Five years ago, the pro-life group Centers for Medical Progress released several undercover videos damning to Planned Parenthood that led to a storm of attacks against the well known abortion provider.
Texas, for its part, responded by taking steps to cut Medicaid funding for Planned Parenthood affiliates in the state.
The matter has been caught up in federal courts for years, but now an en banc opinion from the U.S. Fifth Circuit Court of Appeals takes sides with Texas to allow exclusion of Planned Parenthood from its Medicaid program by the state.

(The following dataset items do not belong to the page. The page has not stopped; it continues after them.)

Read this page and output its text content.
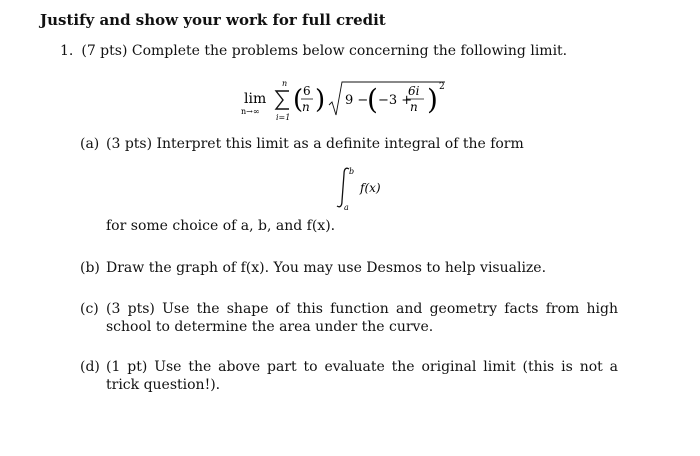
Justify and show your work for full credit
1. (7 pts) Complete the problems below concerning the following limit.
lim
n→∞
n
i=1
( 6
n ) 9 −
( −3 +
6i
n ) 2
(a) (3 pts) Interpret this limit as a definite integral of the form
b
a
f(x)
for some choice of a, b, and f(x).
(b) Draw the graph of f(x). You may use Desmos to help visualize.
(c) (3 pts) Use the shape of this function and geometry facts from high school to determine the area under the curve.
(d) (1 pt) Use the above part to evaluate the original limit (this is not a trick question!).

“Undercover video plainly showed Planned Parenthood admitting to morally bankrupt and unlawful conduct, including violations of federal law by manipulating the timing and methods of abortions to obtain fetal tissue for their own research,” said Texas Attorney General Ken Paxton in a press release.
“Planned Parenthood is not a ‘qualified’ provider under the Medicaid Act, and it should not receive public funding through the Medicaid program,” he added.
The new opinion from the Fifth Circuit overturns a previous ruling heard by a panel of judges on the same court in Planned Parenthood of Gulf Coast, Inc. v. Gee, wherein the court ruled that the State of Louisiana could not exclude Planned Parenthood from its Medicaid program.
Louisiana appealed the decision to the Supreme Court, but the petition was denied.
At the center of the Fifth Circuit ruling on Monday, the court particularly examined whether Medicaid patients have a right under Section 1983 of the U.S. public health code to challenge “a State’s determination that a health care provider is not ‘qualified’” under their Medicaid program.
While the Fifth Circuit held in January 2019 that a lower court had incorrectly blocked Texas’ decision to exclude Planned Parenthood from the program, they still maintained precedent set in Gee that Medicaid patients could bring a challenge under Section 1983.
The court subsequently held an en banc hearing in May 2019 to reconsider that decision.
In overruling Gee, the Fifth Circuit determined that Medicaid patients do not have a right to challenge a state’s determination of whether or not a healthcare provider is “qualified” to be a part of the state’s Medicaid program.